Update: 24.09.2013
Annexins are a family of structurally related proteins with the common property of peripheral binding to acidic phospholipid membranes. The canonical membrane binding mode includes formation of a ternary complex between protein, calcium ions, and membrane.
Structurally, the annexin fold consists of a four-fold repeat of a ~70 aa sequence that folds into a five-helix bundle (Pfam: PF00191; Prosite: PDOC00195).

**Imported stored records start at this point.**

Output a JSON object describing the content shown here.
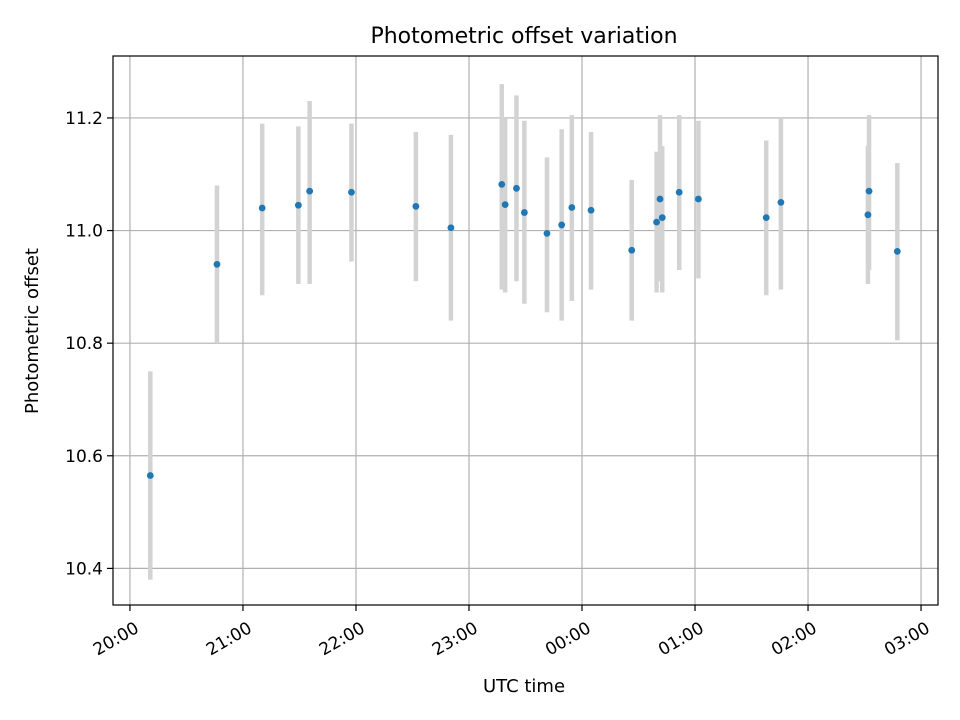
{
  "chart_data": {
    "type": "scatter",
    "title": "Photometric offset variation",
    "xlabel": "UTC time",
    "ylabel": "Photometric offset",
    "x_axis": {
      "type": "time",
      "start_hour": 19.85,
      "end_hour": 27.15,
      "ticks": [
        {
          "hour": 20,
          "label": "20:00"
        },
        {
          "hour": 21,
          "label": "21:00"
        },
        {
          "hour": 22,
          "label": "22:00"
        },
        {
          "hour": 23,
          "label": "23:00"
        },
        {
          "hour": 24,
          "label": "00:00"
        },
        {
          "hour": 25,
          "label": "01:00"
        },
        {
          "hour": 26,
          "label": "02:00"
        },
        {
          "hour": 27,
          "label": "03:00"
        }
      ]
    },
    "ylim": [
      10.335,
      11.31
    ],
    "y_ticks": [
      "10.4",
      "10.6",
      "10.8",
      "11.0",
      "11.2"
    ],
    "grid": true,
    "colors": {
      "point": "#1f77b4",
      "errorbar": "#d3d3d3",
      "grid": "#b0b0b0"
    },
    "points": [
      {
        "t": 20.18,
        "y": 10.565,
        "lo": 10.38,
        "hi": 10.75
      },
      {
        "t": 20.77,
        "y": 10.94,
        "lo": 10.8,
        "hi": 11.08
      },
      {
        "t": 21.17,
        "y": 11.04,
        "lo": 10.885,
        "hi": 11.19
      },
      {
        "t": 21.49,
        "y": 11.045,
        "lo": 10.905,
        "hi": 11.185
      },
      {
        "t": 21.59,
        "y": 11.07,
        "lo": 10.905,
        "hi": 11.23
      },
      {
        "t": 21.96,
        "y": 11.068,
        "lo": 10.945,
        "hi": 11.19
      },
      {
        "t": 22.53,
        "y": 11.043,
        "lo": 10.91,
        "hi": 11.175
      },
      {
        "t": 22.84,
        "y": 11.005,
        "lo": 10.84,
        "hi": 11.17
      },
      {
        "t": 23.29,
        "y": 11.082,
        "lo": 10.895,
        "hi": 11.26
      },
      {
        "t": 23.32,
        "y": 11.046,
        "lo": 10.89,
        "hi": 11.2
      },
      {
        "t": 23.42,
        "y": 11.075,
        "lo": 10.91,
        "hi": 11.24
      },
      {
        "t": 23.49,
        "y": 11.032,
        "lo": 10.87,
        "hi": 11.195
      },
      {
        "t": 23.69,
        "y": 10.995,
        "lo": 10.855,
        "hi": 11.13
      },
      {
        "t": 23.82,
        "y": 11.01,
        "lo": 10.84,
        "hi": 11.18
      },
      {
        "t": 23.91,
        "y": 11.041,
        "lo": 10.875,
        "hi": 11.205
      },
      {
        "t": 24.08,
        "y": 11.036,
        "lo": 10.895,
        "hi": 11.175
      },
      {
        "t": 24.44,
        "y": 10.965,
        "lo": 10.84,
        "hi": 11.09
      },
      {
        "t": 24.66,
        "y": 11.015,
        "lo": 10.89,
        "hi": 11.14
      },
      {
        "t": 24.69,
        "y": 11.056,
        "lo": 10.91,
        "hi": 11.205
      },
      {
        "t": 24.71,
        "y": 11.023,
        "lo": 10.89,
        "hi": 11.15
      },
      {
        "t": 24.86,
        "y": 11.068,
        "lo": 10.93,
        "hi": 11.205
      },
      {
        "t": 25.03,
        "y": 11.056,
        "lo": 10.915,
        "hi": 11.195
      },
      {
        "t": 25.63,
        "y": 11.023,
        "lo": 10.885,
        "hi": 11.16
      },
      {
        "t": 25.76,
        "y": 11.05,
        "lo": 10.895,
        "hi": 11.2
      },
      {
        "t": 26.53,
        "y": 11.028,
        "lo": 10.905,
        "hi": 11.15
      },
      {
        "t": 26.54,
        "y": 11.07,
        "lo": 10.93,
        "hi": 11.205
      },
      {
        "t": 26.79,
        "y": 10.963,
        "lo": 10.805,
        "hi": 11.12
      }
    ]
  }
}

Specificity and diversity may be carried by the N-terminal domains, different for all annexins, but may also be the consequence of interactions of annexins either with other members of this protein family or other cellular partners. Indeed, the knowledge of the three-dimensional structure of the conserved core of some annexins has not given sufficient understanding of their biological function.
To address the issue of the complexity and diversity of the biological functions of this protein family, the interactions of annexins with other proteins are investigated by a combination of structural, cell and molecular biology methods:
  • preparation of annexins and interacting proteins
  • production of large quantities of these proteins
  • X-ray crystallography
  • low- and high-resolution electron microscopy
  • electrophysiology
  • fluorescence spectroscopy using synchrotron radiation
  • search for cellular partners of annexins
  • immunolocalisation of proteins within cells
  • transfection experiments on the partners for annexins.